I hate to say it, but I think the near-term (say, next 50 years) commercial viability of space is greatly exaggerated. Take, for example, the wild claims of trillions of dollars of metals in the asteroids. Those claims ignore one factor: Once metals are as numerous as sand, they’ll be worth about as much as sand. Supply and demand. So haul back that trillion-dollar asteroid and auction it off, and you might find that it’s only worth 1/100 of that amount.
Second, we are a LONG way from mining anything in space. Hell, we haven’t even managed sample return missions from other planets. We’re looking at decades before we can even get mining equipment working on other bodies and collecting materials, even if we undertake a crash program to do so. To mine enough materials to pay back such an investment plus transportation costs is something that could be hundreds of years away.
Then you have to look at the unused resources of the Earth. Before we go mining Mars and the Asteroids, we’ll have fully exploited every mining operation on this planet, because it’s bound to be infinitely cheaper to mine places like the ocean floor and Antarctica before we go mining other planets. And I don’t see that happening for decades either.
Will there be extensive mining of resources off the earth one day? Sure. In 500 years. One day, we’ll need all those resources. But the odds of us seeing major industrial activity in space in our lifetimes is pretty small, in my opinion. I’d love to be proved wrong.
The short-term opportunities for space include three major areas: Scientific research, exploration, and tourism. If the cost of space access could be dropped to 1/10 of what it is now, we’d see hundreds of billions of dollars of investment in research, I’d think. NASA will spend about 200 billion in the next ten years as it is. Maybe a similar amount from all the other government space organizations. But if we could put telescopes in orbit for 1/10 the cost of Hubble, you’d start seeing universities and science foundations get involved in a big way.
Tourism? Depends on how safe and inexpensive space travel can be made. If a reasonably-sized hotel can be put into orbit (say, one that can hold 100 guests), and it can show a profit at $10,000 per night plus $10,000 for the trip up and down, it’ll be permanently full. There would be enough demand for a $40,000 three day space vacation to keep it full forever. Hell, I’d take out a second mortgage on the house tomorrow and go, and I’m not rich.
$10,000 per day per person is 365 million a year. Ten of those in orbit, plus other cheaper excursions, would mean dozens of space flights a day, and a 4 billion per year industry. But if it were profitable, it might bootstrap itself to the point where one day we have as many people in space as we have floating around on cruise ships. At that point, sheer iteration and incremental design is going to refine and improve space travel very quickly.

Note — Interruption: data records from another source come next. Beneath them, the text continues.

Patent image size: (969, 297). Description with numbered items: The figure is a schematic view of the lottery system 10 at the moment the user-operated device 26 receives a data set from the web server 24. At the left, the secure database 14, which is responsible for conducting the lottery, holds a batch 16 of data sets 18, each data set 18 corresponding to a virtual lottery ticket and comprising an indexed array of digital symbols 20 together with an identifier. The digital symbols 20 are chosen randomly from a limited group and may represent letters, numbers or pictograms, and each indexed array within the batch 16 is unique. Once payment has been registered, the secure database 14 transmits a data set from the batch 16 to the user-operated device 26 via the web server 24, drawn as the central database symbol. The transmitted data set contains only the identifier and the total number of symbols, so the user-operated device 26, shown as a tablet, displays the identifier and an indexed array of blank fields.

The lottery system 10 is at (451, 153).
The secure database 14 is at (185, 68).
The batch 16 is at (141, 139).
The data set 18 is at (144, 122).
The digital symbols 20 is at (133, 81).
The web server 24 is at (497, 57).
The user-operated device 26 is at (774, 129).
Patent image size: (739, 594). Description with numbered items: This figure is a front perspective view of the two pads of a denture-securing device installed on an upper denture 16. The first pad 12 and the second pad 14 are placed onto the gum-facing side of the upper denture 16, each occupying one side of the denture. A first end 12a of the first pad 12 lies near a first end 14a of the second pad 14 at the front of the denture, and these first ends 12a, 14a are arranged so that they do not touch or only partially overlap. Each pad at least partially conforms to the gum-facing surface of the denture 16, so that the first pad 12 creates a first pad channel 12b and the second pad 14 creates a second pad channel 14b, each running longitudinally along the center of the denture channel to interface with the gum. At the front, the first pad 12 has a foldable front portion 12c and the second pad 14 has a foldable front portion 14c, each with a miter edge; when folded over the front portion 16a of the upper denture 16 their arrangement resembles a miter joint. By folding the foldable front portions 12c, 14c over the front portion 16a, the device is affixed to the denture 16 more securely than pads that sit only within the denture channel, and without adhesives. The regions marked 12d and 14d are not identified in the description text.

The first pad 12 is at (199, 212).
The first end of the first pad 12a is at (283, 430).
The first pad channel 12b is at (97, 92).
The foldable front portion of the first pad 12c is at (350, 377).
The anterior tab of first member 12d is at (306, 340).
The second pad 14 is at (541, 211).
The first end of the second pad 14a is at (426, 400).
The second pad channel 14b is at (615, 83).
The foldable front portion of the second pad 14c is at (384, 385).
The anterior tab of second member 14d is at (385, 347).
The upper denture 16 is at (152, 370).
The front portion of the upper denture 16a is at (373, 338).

I could see this happening in our lifetimes. At 41, I think I still have a chance to take a vacation in space without becoming obscenely wealthy.
But that’s the only industry I can see that has even a remote chance of turning a profit in a reasonable timespan of years or decades. Everything else is so far off that we won’t even see significant private investment in startups and proof of concepts for decades.
There are, however, some enabling technologies that could change this. Nanotech in particular. Imagine building nano-bots that can scour the Moon’s crust and extract Helium-3 for fusion. You build a single factory on the moon that can create nano-bots out of local materials, and start it running. You don’t even need to have a way to get the stuff back to Earth yet, because this process is going to take a long time - geometric expansion of the nano-bot population means at first they’ll collect almost nothing, but after years of making more and more of them, eventually they’ll be very numerous and collect significant amounts. Perhaps they’ll leave the stuff in ‘nodules’ on the surface, waiting to be collected by some future machine. As more ‘nodules’ build up on the moon, the commercial pressure to go and get them will mount, leading to the investment required.
I could see that kind of long-term harvesting happening all over. Perhaps we’ll drop a replicating factory on Mars to begin collecting oxygen and water, so that when we try to establish a colony there in 100 years it will be waiting for us in quantity.
On the science front, discoveries could change the pace of spending/progress. Discovering complex life in the oceans of Europa might lead to an explosion in research capital. Likewise, if the Terrestrial Planet Finder spots signs of biology in the atmospheres of remote planets, we might see an explosion of funding into truly huge telescope arrays so we can see what’s there.